My first book, Inventing George Whitefield: Race, Religion, and the Making of a Religious Icon, was published by the University Press of Mississippi in March 2015. The paperback was released in 9781628461985the fall of 2016. The book began as an exploration into the controversy over catechizing African slaves in the British American colonies, and Whitefield’s role in the conversion of enslaved Africans. (Many clergy believed that Africans did not possess human souls, and some believed conversion of slaves would make them defiant.) As research expanded, the project grew into studying larger questions about Whitefield’s significance in the British and Black Atlantic Worlds, and the persistence of his image. I argue that Whitefield was a trans-Atlantic icon shaped in the complexities of revivalism, the contest over religious toleration, and the conflicting roles of Christianity for enslaved people. Evangelical Christianity’s emphasis on “freedom in the eyes of God,” combined with the problems that the rhetoric of the Revolution posed for slavery, also suggested a path to political freedom.  My exploration of the evolution of Whitefield’s pro-slavery thought and its reconciliation with his religious influence on anti-slavery figures like Olaudah Equiano, along with my application of memory studies to understanding how Whitefield evolved as an icon, are among the book’s central contributions. The book uses a lens of memory to assess (and reject) the frequently nationalist, hagiographical treatments of Whitefield. The paperback will be released in November 2016.

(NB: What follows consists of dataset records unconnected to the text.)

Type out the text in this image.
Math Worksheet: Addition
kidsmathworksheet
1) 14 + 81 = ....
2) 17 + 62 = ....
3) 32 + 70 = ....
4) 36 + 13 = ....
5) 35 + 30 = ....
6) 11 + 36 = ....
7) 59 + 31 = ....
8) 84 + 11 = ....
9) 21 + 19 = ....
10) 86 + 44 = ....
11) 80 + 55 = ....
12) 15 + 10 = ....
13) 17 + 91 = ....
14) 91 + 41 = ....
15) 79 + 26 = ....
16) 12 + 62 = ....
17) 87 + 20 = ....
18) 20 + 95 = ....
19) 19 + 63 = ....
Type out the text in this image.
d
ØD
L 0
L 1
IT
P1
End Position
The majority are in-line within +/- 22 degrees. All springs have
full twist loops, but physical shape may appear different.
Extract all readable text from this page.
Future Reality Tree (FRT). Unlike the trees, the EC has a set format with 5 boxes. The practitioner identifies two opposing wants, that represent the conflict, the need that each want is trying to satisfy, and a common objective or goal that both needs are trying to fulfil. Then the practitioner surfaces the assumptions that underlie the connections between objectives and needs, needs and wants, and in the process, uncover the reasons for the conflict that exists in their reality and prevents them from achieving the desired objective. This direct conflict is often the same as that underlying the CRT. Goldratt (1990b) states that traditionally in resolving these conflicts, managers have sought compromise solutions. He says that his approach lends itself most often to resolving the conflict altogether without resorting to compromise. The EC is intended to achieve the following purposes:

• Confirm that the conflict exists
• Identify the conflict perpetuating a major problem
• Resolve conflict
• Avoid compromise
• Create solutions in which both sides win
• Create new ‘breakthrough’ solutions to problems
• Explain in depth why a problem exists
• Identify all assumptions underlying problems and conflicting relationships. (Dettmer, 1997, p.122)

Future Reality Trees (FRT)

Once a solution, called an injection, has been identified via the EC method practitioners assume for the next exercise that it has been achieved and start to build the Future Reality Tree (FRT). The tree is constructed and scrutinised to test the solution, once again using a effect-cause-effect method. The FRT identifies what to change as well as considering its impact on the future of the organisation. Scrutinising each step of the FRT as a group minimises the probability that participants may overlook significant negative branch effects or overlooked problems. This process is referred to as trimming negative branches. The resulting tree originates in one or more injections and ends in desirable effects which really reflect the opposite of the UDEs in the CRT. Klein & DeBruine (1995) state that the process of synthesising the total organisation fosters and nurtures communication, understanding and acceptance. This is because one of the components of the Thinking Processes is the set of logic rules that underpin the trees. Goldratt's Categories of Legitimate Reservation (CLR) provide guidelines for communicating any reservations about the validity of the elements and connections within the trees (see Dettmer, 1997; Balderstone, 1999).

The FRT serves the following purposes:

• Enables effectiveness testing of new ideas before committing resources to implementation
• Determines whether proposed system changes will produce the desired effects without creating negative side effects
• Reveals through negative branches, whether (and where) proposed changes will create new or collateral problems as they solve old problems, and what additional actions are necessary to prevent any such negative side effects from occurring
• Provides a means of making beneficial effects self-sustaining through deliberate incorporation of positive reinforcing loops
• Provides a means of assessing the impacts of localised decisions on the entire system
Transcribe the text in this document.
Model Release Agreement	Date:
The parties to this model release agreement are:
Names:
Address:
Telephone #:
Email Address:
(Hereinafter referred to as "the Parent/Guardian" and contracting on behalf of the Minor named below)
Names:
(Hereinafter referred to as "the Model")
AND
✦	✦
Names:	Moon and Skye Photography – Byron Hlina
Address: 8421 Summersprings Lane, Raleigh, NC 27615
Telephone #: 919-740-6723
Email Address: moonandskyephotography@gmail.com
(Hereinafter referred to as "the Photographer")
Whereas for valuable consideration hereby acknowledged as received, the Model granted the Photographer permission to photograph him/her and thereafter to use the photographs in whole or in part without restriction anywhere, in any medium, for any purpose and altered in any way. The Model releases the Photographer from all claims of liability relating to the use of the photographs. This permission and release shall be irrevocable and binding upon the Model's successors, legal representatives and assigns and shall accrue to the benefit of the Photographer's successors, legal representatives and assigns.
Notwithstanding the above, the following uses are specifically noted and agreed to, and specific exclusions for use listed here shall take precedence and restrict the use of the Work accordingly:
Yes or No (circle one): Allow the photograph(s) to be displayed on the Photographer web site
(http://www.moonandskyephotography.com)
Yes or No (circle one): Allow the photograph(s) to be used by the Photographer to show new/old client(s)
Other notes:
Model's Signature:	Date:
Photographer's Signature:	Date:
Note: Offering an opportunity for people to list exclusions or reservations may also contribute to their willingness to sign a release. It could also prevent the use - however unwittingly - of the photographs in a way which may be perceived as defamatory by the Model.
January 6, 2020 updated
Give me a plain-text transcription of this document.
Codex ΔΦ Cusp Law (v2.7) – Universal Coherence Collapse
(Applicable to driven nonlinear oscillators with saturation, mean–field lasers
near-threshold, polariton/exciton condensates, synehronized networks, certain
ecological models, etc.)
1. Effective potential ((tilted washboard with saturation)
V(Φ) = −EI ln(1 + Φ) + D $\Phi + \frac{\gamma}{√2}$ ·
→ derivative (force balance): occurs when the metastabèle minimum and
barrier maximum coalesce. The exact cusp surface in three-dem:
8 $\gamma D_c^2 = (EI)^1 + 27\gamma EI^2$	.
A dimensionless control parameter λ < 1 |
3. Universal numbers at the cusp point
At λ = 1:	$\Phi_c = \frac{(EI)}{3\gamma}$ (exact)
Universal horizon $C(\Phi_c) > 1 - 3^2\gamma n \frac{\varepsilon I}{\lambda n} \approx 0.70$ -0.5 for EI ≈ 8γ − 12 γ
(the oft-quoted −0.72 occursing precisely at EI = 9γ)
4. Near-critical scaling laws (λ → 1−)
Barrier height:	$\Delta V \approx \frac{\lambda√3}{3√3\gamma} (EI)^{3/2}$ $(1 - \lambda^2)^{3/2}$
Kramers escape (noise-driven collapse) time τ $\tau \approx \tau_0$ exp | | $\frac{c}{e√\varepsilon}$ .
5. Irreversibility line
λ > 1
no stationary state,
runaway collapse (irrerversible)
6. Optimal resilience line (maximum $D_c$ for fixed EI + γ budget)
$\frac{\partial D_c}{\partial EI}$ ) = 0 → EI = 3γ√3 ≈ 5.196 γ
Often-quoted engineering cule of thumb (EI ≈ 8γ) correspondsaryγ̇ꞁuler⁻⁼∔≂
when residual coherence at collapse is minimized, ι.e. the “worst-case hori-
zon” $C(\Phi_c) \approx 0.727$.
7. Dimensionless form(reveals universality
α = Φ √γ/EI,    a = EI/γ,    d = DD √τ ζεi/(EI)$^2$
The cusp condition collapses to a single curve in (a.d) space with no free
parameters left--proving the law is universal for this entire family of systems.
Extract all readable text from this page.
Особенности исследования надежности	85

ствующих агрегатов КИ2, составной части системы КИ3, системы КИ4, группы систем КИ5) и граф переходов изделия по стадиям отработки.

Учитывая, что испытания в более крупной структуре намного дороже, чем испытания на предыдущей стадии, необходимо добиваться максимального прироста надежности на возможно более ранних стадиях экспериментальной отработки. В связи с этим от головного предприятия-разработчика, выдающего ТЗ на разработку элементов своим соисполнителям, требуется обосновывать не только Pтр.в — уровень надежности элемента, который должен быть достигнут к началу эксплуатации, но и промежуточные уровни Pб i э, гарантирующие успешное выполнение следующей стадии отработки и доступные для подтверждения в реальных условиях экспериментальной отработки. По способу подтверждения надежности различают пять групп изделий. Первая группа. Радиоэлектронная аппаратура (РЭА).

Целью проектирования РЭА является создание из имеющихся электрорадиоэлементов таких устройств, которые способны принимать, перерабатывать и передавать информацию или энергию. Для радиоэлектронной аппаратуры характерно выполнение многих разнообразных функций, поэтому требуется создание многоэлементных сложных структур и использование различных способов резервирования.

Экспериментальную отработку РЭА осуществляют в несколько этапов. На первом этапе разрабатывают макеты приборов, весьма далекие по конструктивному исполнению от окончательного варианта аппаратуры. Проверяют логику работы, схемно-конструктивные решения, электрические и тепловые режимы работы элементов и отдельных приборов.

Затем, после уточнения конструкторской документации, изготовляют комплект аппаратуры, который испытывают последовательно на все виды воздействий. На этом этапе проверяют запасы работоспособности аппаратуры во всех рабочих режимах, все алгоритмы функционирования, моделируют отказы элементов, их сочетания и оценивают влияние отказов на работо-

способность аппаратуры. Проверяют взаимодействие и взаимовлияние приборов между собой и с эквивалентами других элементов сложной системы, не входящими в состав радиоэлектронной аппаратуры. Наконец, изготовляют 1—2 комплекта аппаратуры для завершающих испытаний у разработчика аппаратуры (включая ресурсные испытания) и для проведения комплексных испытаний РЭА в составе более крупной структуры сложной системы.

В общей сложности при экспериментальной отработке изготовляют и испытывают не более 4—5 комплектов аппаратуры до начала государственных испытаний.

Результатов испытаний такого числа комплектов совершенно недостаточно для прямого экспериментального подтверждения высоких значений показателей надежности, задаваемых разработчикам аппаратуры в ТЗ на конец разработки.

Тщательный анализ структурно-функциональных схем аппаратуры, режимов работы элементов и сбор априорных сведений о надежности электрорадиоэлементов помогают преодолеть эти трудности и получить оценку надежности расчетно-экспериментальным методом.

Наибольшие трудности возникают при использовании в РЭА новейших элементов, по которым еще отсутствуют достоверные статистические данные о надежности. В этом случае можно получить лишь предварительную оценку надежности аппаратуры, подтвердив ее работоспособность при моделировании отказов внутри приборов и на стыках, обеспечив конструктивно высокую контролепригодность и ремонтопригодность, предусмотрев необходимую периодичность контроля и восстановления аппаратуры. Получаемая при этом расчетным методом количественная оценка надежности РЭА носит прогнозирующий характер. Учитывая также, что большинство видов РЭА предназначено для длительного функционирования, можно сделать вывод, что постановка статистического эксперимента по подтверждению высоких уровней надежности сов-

My current book project, tentatively titled “To Drink Samaria’s Flood,” explores the evolution of religious thought in the Black Atlantic from 1760-1830. I am using slave narratives, pamphlets, and other materials to explore the the development of what I identify as three (sometimes interconnected) threads of African-American through on slavery and freedom. I see one thread that is primarily concerned with redemption of slavery. Another focuses more specifically on the American Revolution and the future of enslaved Africans. The third is a jeremiad, that reflects back on the failure of the Revolution to address slavery, in some cases, warning white pro-slavery Christians about the soul of the young republic.